E. The pilot program shall consist of the following:
(1)(a) One school-based resource coordinator for each selected high school site shall generally oversee and supervise the pilot program and shall perform such other duties as provided herein in order to assist the administration of the schools and state agencies in curbing truancy and crime.
(b) The resource coordinator shall be state-certified as a supervisor of child welfare and attendance or visiting teacher and shall not be an existing supervisor of child welfare and attendance or visiting teacher employed by the school but hired in addition to existing staff. The resource coordinator shall not perform curriculum planning and scheduling or other services performed by existing supervisors of child welfare and attendance or visiting teachers but shall solely perform the duties as provided herein.
(c) The board shall promulgate rules and regulations to provide for the additional training, supervision and evaluation of the resource coordinator.

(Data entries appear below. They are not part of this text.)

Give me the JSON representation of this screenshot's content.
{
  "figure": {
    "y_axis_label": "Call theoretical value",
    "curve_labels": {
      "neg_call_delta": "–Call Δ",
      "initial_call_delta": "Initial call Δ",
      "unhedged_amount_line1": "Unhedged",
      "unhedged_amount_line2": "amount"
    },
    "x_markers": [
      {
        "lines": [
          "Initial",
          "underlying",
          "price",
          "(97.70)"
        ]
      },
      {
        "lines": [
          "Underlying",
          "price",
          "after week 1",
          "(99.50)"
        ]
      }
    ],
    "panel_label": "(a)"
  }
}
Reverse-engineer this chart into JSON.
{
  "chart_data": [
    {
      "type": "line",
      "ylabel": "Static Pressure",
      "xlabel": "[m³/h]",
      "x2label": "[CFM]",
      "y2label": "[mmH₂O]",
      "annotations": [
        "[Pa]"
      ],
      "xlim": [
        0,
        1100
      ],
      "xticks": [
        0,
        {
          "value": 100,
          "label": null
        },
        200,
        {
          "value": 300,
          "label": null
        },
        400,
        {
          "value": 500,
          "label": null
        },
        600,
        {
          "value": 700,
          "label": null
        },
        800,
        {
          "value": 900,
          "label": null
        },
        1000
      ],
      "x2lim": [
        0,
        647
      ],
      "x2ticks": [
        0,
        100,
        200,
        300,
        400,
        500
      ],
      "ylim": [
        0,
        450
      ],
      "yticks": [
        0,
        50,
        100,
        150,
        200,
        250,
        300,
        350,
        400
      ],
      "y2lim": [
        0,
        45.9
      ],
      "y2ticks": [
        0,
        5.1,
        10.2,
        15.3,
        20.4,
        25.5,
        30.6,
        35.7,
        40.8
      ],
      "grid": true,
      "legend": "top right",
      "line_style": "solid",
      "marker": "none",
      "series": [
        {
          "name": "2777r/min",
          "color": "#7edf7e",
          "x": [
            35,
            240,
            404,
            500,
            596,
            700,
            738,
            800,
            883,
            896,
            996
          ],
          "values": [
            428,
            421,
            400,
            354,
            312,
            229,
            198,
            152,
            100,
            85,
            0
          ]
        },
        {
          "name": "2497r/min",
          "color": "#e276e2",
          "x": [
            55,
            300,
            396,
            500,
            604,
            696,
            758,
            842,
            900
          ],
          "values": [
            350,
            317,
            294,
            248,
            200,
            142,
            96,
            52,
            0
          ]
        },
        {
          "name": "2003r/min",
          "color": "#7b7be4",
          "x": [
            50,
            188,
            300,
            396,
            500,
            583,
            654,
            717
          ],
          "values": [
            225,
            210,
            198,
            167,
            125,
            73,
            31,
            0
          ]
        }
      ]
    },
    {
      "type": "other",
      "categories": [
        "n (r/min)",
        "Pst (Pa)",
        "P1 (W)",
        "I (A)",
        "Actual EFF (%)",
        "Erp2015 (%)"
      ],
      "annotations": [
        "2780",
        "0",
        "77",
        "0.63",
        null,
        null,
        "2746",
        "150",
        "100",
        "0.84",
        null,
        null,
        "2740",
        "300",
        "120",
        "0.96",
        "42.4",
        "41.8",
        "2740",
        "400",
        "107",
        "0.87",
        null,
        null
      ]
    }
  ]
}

(2)(a) Off-duty police officers or sheriff deputies shall act as truancy officers for up to two hours of each school day, as needed, for the selected schools. The officers shall be paid at an hourly rate by the state, as determined by the board.
(b) The board shall promulgate rules and regulations to provide for the training of truancy officers and for the procedure the schools and the truancy officers shall use in reporting and in detaining truants.
(c) The resource coordinator shall recruit, oversee, and coordinate the truancy officers and their activities consistent with the rules and regulations adopted by the board.
(3) Community volunteers that are recruited, screened, and selected by the resource coordinator shall be paired with those students who are determined by the school to be "at risk", truant, or violent by standards developed by the department. The volunteers shall periodically submit reports on each student to the resource coordinator. The resource coordinator shall also refer "at risk" students to the appropriate services offered by state agencies when needed.
(4) The resource coordinator shall research, compile, and select conflict resolution educational programs for the school. Selected programs shall include but shall not be limited to a "peer mediation" component. The selected school shall appoint a teacher to teach the selected conflict resolution programs to the students at that school as a part of an existing curriculum. At the end of each school year, each appointed teacher shall report to the appropriate resource coordinator on the results of the conflict resolution program. Based on the reported results, the resource coordinator shall determine which conflict resolution program and materials are most effective in preventing violence and truancy. Each resource coordinator shall report these findings to the department in a comprehensive report as provided in this Subpart.
(5) All selected high schools and middle schools shall provide instruction in parenthood education as follows:
(a) Instruction shall be given for at least one semester of each school year in accordance with the course of study and materials prescribed by the board.
(b) "Parenthood education" shall include but shall not be limited to instruction in family living and community relationships, home management, job preparedness, the consequences of the lack of prenatal care, and the responsibilities of parenthood.
(c) Parenthood education courses, as provided for herein, shall be taught by a certified teacher of secondary vocational home economics or a teacher who meets the requirements set forth in R.S. 17:279(C).
(d) At the end of each school year, the home economics teacher shall submit a report to the appropriate resource coordinator on the effectiveness of the parenthood education program. The resource coordinator shall submit these findings to the department in a comprehensive report as provided in this Subpart.
F. The board shall adopt rules and regulations for the administration and implementation of the pilot program as it deems necessary in order to achieve maximum beneficial results from the program.
G. The pilot program shall be implemented in schools selected pursuant to this Section commencing in the 1994-1995 school year.
Added by Acts 1994, 3rd Ex.Sess., No. 35, §1, eff. July 6, 1994. Amended by Acts 1997, No. 831, §1, eff. July 10, 1997.